The identity of the deposits with the circulating IgG-IgMK cryoglobulins has been confirmed by our demonstration in renal biopsy specimens of the same idiotype of the circulating monoclonal Reumathoid Factors (9).

The main morphological lesions can be variable in intensity from one patient to another but usually they are diffuse with massive monocyte accumulation and frequently huge endoluminal thrombi.

Glomerular segmental and global sclerosis is rather mild and inconstant and end stage renal failure due to sclerosing nephritis is uncommon.

Renal vasculitis, although more frequently present in patients with more acute exudative GN, can also be found in the absence of obvious glomerular damage.

Even when the fibrinoid necrosis of arterial walls was present we never saw lesions of necrotizing-crescentic GN (capillaritis) that is a typical morphological aspect of ANCA-associated renal vasculitis.

The data confirmed that the majority of patients presented urinary abnormality, while Nephrotic Syndrome was present in about 30% of cases and Nephrotic Syndrome in 10% (8 - 10).

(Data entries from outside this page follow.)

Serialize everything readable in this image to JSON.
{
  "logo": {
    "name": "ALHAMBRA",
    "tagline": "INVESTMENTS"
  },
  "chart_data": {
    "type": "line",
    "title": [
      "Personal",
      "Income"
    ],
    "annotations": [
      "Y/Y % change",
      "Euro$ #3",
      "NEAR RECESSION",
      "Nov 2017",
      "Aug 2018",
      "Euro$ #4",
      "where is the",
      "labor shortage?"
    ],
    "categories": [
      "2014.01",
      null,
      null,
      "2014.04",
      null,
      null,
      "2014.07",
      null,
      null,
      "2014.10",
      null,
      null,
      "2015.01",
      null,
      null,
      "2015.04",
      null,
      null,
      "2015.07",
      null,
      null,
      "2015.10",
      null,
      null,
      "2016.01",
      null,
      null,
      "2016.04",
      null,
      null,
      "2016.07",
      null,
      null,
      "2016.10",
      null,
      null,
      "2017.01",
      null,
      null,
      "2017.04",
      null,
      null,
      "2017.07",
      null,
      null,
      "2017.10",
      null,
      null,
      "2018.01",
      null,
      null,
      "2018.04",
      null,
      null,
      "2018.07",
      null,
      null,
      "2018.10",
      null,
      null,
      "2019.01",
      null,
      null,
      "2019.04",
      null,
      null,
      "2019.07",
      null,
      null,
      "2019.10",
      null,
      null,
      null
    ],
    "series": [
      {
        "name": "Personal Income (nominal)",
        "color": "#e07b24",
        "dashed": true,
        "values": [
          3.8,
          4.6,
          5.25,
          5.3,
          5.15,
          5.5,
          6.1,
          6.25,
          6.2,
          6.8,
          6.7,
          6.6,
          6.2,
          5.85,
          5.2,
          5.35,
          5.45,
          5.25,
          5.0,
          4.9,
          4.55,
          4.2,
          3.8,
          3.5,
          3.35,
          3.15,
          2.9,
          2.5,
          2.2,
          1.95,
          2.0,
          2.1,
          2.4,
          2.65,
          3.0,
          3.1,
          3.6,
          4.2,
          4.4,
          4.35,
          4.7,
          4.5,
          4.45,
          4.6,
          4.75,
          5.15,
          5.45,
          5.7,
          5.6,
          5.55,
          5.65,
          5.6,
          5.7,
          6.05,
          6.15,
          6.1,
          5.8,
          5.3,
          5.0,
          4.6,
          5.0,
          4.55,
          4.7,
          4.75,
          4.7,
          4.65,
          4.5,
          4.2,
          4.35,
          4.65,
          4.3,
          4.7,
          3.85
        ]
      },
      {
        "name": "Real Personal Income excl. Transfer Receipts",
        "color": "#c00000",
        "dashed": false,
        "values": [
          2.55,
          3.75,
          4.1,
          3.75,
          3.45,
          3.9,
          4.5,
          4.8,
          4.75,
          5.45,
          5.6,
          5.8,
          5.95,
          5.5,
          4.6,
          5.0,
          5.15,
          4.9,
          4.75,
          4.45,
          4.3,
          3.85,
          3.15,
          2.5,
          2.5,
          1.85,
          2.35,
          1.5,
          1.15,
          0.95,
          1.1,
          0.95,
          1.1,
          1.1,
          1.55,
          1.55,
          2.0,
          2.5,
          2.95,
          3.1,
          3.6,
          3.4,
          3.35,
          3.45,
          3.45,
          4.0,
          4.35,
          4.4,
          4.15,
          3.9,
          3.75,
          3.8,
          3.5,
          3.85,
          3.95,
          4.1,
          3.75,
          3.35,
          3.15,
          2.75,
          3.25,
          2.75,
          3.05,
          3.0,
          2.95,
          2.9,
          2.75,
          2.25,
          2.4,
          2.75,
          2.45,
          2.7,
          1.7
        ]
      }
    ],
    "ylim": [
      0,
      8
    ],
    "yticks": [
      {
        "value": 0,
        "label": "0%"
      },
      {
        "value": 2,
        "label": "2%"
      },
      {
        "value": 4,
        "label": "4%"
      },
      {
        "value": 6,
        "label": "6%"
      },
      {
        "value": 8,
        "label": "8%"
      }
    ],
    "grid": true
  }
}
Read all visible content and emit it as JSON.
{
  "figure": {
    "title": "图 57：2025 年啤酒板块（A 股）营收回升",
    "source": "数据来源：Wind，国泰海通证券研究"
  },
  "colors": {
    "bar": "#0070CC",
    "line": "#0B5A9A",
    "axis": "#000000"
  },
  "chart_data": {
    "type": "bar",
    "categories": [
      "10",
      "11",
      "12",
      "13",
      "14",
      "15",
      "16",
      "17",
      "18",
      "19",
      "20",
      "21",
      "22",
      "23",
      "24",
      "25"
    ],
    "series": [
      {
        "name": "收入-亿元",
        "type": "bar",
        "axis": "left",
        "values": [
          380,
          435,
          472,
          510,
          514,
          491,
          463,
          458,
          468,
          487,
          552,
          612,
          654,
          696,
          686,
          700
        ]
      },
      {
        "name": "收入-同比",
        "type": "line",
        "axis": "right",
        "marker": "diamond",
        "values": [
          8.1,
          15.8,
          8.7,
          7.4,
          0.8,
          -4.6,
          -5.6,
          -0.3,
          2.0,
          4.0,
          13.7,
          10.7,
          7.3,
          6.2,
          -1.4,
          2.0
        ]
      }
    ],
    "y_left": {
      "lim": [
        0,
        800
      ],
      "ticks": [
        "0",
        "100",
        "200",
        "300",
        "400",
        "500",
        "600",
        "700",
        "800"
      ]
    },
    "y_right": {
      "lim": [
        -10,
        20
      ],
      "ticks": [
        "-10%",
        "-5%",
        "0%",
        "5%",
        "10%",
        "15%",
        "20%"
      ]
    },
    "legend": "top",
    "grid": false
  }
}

A more severe clinical Syndrome (renal failure, higher proteinuria) was prevalent in diffuse and severe forms (group C) but it is important to stress that these symptoms were also present in cases with mesengial patterns, underlying the possible importance of tubulo-interstitial and vascular lesions in determining renal damage.

Our data confirmed the strict association between cryoglobulinemic GN and HCV infection, in particular with genotypes 1b and 2, and the quite constant presence of hypocomplementemia in particular for C4 .

Finally we confirmed, that also taking into account a limited period of observation with respect to others series (8), the renal outcome of cryoglobulinemic GN is good.

Several patients showed improvement of proteinuria and renal function while few cases presented a worsening of renal function without developement of end stage renal failure.

Being a retrospective multicenter study and considering the extreme variability of therapeutic regimes no evaluation of the effect of therapy in the outcome of patients was made.